UNIDOS PARA SEMPRE Cada vez mais casais optam pelo casamento informal, sem saber que o Código Civil lhes garante, por lei, direitos e deveres do mesmo casamento tradicional
ADRIANA REIS E CIDA SILVA

Primeiro, a paquera. Troca de olhares, sorrisos, coração disparado. Depois,
o namoro: passeios de mãos dadas, cineminha, jantares românticos, viagens
de fim de semana. O relacionamento fica sério e cresce a vontade de construir
algo juntos. É hora de pensar no casamento. Cerimônia? Altar? Papelada?
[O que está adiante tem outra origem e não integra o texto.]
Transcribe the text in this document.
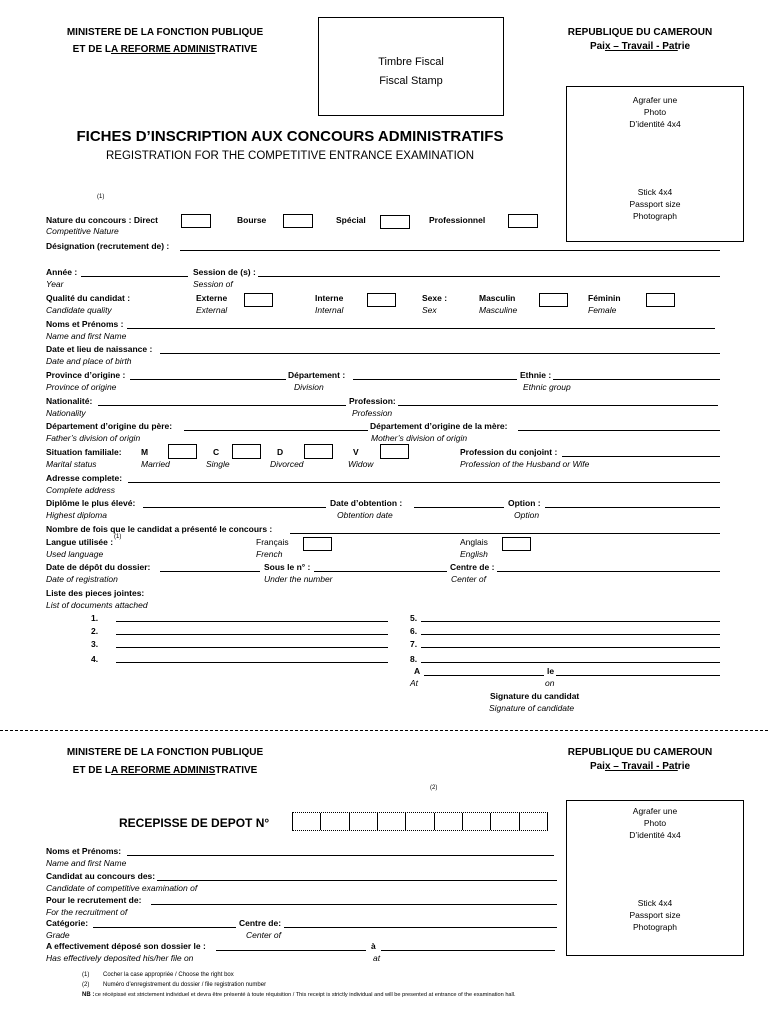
MINISTERE DE LA FONCTION PUBLIQUE
ET DE LA REFORME ADMINISTRATIVE
Timbre Fiscal
Fiscal Stamp
REPUBLIQUE DU CAMEROUN
Paix – Travail - Patrie
Agrafer une
Photo
D’identité 4x4
Stick 4x4
Passport size
Photograph
FICHES D’INSCRIPTION AUX CONCOURS ADMINISTRATIFS
REGISTRATION FOR THE COMPETITIVE ENTRANCE EXAMINATION
(1)
Nature du concours : Direct
Competitive Nature
Bourse	Spécial	Professionnel
Désignation (recrutement de) :
Année :
Year
Session de (s) :
Session of
Qualité du candidat :
Candidate quality
Externe
External
Interne
Internal
Sexe :
Sex
Masculin
Masculine
Féminin
Female
Noms et Prénoms :
Name and first Name
Date et lieu de naissance :
Date and place of birth
Province d’origine :
Province of origine
Département :
Division
Ethnie :
Ethnic group
Nationalité:
Nationality
Profession:
Profession
Département d’origine du père:
Father’s division of origin
Département d’origine de la mère:
Mother’s division of origin
Situation familiale:
Marital status
M
Married
C
Single
D
Divorced
V
Widow
Profession du conjoint :
Profession of the Husband or Wife
Adresse complete:
Complete address
Diplôme le plus élevé:
Highest diploma
Date d’obtention :
Obtention date
Option :
Option
Nombre de fois que le candidat a présenté le concours :
Langue utilisée : (1)
Used language
Français
French
Anglais
English
Date de dépôt du dossier:
Date of registration
Sous le n° :
Under the number
Centre de :
Center of
Liste des pieces jointes:
List of documents attached
1.
2.
3.
4.
5.
6.
7.
8.
A
At
le
on
Signature du candidat
Signature of candidate
MINISTERE DE LA FONCTION PUBLIQUE
ET DE LA REFORME ADMINISTRATIVE
REPUBLIQUE DU CAMEROUN
Paix – Travail - Patrie
(2)
Agrafer une
Photo
D’identité 4x4
Stick 4x4
Passport size
Photograph
RECEPISSE DE DEPOT N°
Noms et Prénoms:
Name and first Name
Candidat au concours des:
Candidate of competitive examination of
Pour le recrutement de:
For the recruitment of
Catégorie:
Grade
Centre de:
Center of
A effectivement déposé son dossier le :
Has effectively deposited his/her file on
à
at
(1) Cocher la case appropriée / Choose the right box
(2) Numéro d’enregistrement du dossier / file registration number
NB : ce récépissé est strictement individuel et devra être présenté à toute réquisition / This receipt is strictly individual and will be presented at entrance of the examination hall.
Nada disso. É cada vez maior o número de casais que optam pelo chamado
casamento informal. Uma pesquisa do Centro de Políticas Sociais da Fundação
Getúlio Vargas do Rio de Janeiro, baseada nos censos de 1970 e 2000 do
IBGE (Instituto Brasileiro de Geografia e Estatística), mostra que o número
de uniões consensuais quadruplicou em 30 anos no País, passando de 4,39%
para 16,53%.
Seja por praticidade, por questão financeira ou até mesmo por insegurança
na relação, esses casais escolhem viver juntos, mas não oficializam o
casamento em cartório. O que muita gente não sabe é que mudanças recentes
no Código Civil Brasileiro reconhecem legalmente esses relacionamentos,
estabelecendo direitos e deveres para homens e mulheres.
LEGISLAÇÃO
Segundo a legislação atual, é definida como união estável aquela "entre
o homem e a mulher, configurada na convivência pública, contínua e duradoura
e estabelecida com o objetivo de constituição de família". Em vigor desde
11 de janeiro de 2003, o novo Código Civil aplicou conotações progressistas
que merecem alguns destaques. "Não se fala mais em lapso de tempo concreto,
três anos, cinco anos, ou outro lapso. Fala-se em 'estável' considerando
que é a união contínua e duradoura", explica a advogada Carla Walquíria
Vieira Pinheiro, membro do Ministério de Inclusão e Diversidade Etno-racial.
Na prática, o limite entre namoro e casamento é subjetivo e pouco claro.
Em geral, acaba sendo definido pelo próprio casal que, em consenso, decide
pelo uso das alianças, estabelece uma data e passa a chamar o outro de
esposo(a). Mas nem sempre essa definição é amigável. Uma prova disso é
o caso da ganhadora do Big Brother Brasil Gecilda da Silva dos Santos.
Ela briga na Justiça com o ex-namorado Sebastião Amorim, que quer metade
do prêmio faturado pela ex-babá no programa (R$ 500 mil). Ele alega que
o casal vivia em união estável e ela, que não passou de um namoro.
Para evitar dores de cabeça como essa, o ideal é ficar por dentro da
lei e ampliar o diálogo com o parceiro. Uma informação importante - e
quase sempre ignorada pelos casais - é a de que relações estáveis implicam
comunhão de bens. "Em relação à união estável, a lei também tutela a possibilidade
de seu término e, quando isso acontece em relação aos bens, determina
que, na falta de um contrato escrito entre os companheiros, deverá ser
aplicado o mesmo princípio da comunhão parcial de bens", afirma a advogada
Carla. Ou seja, o parceiro passa a ter direito a metade de tudo o que
for adquirido e conquistado pelo cônjuge após o início do relacionamento.